Cela me semble très difficile. Comme je l'ai déjà suggéré, la raison majeure me paraît résider dans le caractère intergouvernemental du processus décisionnel: celui-ci s'identifie dès lors à une négociation entre des ministres de gouvernements différents, chacun étant responsable devant son propre gouvernement (et éventuellement devant le parlement et l'opinion publique de son propre pays).
     L'opinion publique européenne ne constitue donc pas une instance de légitimation des décisions suffisamment pertinente pour que la Commission ait à en tenir compte.
On évoquera, certes, l'existence du Parlement européen, le fonctionnement de ses commissions et les débats qui s'y déroulent. Mais du fait meme de la structure intergouvernementale de l'exécutif européen, celui-ci échappe au contrôle parlementaire (et par conséquent populaire) direct. Dans ces conditions il n'est guère possible que se constitue sur chaque question importante concernant l'Europe un espace public traversant les frontières. Du point de vue de l'expertise, cela signifie que celle-ci a toutes chances de fonctionner soit au niveau national (pour asseoir les stratégies négociatrices de chaque membre de l'exécutif communautaire), soit pour le compte de la Commission dont le premier souci n'est évidemment pas de susciter quelque débat public que ce soit: ce dont il s'agit pour elle, c'est avant tout de faire des propositions sur lesquelles la négociation au sein de l'exécutif parvienne à converger. Sa stratégie va donc à la convergence et non aux débats.

Conclusion
     Au niveau de l'exécutif de la Communauté européenne, le corps électoral est remplacé par le théâtre des négociations intergouvernementales. Cela met l'expertise dans l'impossibilité de devenir véritablement publique: elle reste donc nécessairement "greffée" sur le pouvoir administratif de la Commission.

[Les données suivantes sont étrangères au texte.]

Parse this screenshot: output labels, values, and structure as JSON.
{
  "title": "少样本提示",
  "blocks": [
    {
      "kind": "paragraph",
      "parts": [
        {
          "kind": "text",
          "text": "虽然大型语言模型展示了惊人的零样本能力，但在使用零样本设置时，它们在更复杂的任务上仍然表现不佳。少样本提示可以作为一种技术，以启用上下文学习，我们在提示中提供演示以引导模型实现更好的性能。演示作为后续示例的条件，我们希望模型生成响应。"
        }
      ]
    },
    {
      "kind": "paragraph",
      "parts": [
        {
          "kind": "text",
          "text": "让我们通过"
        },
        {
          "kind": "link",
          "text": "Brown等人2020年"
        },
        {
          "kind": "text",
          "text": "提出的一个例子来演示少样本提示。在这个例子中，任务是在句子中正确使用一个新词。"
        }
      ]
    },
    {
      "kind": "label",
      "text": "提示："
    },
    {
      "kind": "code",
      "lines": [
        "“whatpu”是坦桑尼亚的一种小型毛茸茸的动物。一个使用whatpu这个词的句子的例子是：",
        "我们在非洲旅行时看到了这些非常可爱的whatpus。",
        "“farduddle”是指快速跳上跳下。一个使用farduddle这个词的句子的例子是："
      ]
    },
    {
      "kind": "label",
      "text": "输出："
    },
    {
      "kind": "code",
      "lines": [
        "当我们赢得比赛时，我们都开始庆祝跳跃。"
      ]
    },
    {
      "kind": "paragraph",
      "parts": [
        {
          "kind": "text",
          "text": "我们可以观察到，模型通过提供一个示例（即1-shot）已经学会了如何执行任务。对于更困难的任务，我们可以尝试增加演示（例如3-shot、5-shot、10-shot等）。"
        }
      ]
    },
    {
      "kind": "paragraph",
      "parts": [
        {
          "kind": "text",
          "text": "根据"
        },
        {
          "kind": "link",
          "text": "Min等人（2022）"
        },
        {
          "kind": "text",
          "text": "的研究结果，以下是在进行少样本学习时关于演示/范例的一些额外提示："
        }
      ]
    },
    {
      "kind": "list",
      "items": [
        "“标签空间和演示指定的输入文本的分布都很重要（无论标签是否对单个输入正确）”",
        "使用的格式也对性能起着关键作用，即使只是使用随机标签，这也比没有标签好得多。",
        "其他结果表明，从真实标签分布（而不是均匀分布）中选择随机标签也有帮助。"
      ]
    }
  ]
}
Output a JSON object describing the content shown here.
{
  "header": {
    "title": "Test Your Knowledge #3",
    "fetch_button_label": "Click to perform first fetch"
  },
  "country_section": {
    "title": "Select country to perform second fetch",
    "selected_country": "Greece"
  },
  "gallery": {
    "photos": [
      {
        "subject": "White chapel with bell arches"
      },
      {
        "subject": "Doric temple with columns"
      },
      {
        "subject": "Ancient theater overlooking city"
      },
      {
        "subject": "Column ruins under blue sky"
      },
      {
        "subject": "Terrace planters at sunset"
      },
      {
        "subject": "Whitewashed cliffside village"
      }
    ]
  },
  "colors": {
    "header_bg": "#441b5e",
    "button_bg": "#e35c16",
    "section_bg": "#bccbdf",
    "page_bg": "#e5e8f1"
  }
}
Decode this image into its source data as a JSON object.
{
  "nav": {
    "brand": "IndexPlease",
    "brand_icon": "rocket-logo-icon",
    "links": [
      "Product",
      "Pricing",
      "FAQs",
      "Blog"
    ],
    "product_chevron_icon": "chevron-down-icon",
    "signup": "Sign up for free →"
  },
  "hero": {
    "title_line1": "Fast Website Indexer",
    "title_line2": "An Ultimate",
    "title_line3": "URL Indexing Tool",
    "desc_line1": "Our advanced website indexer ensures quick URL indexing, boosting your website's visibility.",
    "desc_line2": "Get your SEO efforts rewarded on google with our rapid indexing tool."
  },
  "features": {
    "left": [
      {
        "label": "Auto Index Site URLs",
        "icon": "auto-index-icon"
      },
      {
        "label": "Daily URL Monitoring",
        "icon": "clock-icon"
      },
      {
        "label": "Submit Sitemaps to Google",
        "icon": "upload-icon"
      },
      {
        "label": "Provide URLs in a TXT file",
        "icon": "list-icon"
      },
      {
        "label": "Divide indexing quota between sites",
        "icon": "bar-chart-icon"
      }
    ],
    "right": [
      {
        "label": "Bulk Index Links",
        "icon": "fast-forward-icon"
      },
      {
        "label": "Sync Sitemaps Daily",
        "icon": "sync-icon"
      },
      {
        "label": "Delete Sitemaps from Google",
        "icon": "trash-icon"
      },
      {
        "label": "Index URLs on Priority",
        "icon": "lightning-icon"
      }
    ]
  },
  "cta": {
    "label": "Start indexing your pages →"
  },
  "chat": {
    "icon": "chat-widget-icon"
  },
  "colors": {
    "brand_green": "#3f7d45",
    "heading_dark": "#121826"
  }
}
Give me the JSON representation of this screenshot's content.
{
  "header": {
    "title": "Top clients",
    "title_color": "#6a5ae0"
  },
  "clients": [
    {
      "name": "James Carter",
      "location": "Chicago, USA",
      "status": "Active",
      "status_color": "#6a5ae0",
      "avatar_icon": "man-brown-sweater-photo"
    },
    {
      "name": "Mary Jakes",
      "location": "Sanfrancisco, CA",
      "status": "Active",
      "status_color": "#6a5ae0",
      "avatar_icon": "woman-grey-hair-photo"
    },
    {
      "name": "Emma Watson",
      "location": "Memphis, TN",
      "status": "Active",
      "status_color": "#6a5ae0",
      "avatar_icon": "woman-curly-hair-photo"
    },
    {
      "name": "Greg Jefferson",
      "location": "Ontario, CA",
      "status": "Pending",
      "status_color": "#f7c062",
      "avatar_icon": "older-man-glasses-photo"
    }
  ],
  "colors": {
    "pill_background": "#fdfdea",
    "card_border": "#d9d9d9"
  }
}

     Il conviendrait d'ailleurs d'analyser ce greffage. Comment les consultants et experts sont-ils choisis? Dans quel vivier et sur quels critères? Qui contrôle leur indépendance? A qui les textes qu'ils produisent sont-ils soumis et qui en débat? Ne se forrne-t-il pas au cours des ans un "monde bruxellois" au sein duquel se tissent des connivences multiples et s'établissent des rapports de clientèle?[19]
     En disant cela je ne porte accusation sur personne: il s'agit à mes yeux d'un phénomène inéluctable. L'objectivité est un leurre tant que les résultats prétendument objectifs ne sont pas systématiquement soumis à une critique ouverte tant que l'expertise, si officielle soit-elle, ne devient pas véritablement "publique", obligeant ainsi ceux qui y participent à sortir de leurs alcôves pour se voir publiquement confrontés les uns aux autres.

suite:
     Il n'est point ici question du trop fameux "déficit démocratique" de la Communauté. Ce dont il s'agit, c'est de la fiabilité des expertises scientifiques auxquelles il est fait recours. Nous avons d'ailleurs vu que cette même question s'est posée, pour des raisons différentes, tant en France à propos de l'énergie nucléaire qu'en R.F.A. lors de l'affaire du Waldsterben. Pour arracher l'expertise scientifique aux risques de la confidentialité, il convient de l'arracher à cette confidentialité elle-même en ouvrant publiquement l'espace de l'expertise, mais comment ouvrir publiquement cet espace sans courir les risques résultant de la publicité ainsi donnée à l'expertise envisagée? Telle est la question posée. Je n'entreprendrai pas ici de lui répondre de façon détaillée. Je me contenterai de suggérer que la réponse peut être mise sous deux rubriques: "institutionnaliser" et "bannir l'urgence".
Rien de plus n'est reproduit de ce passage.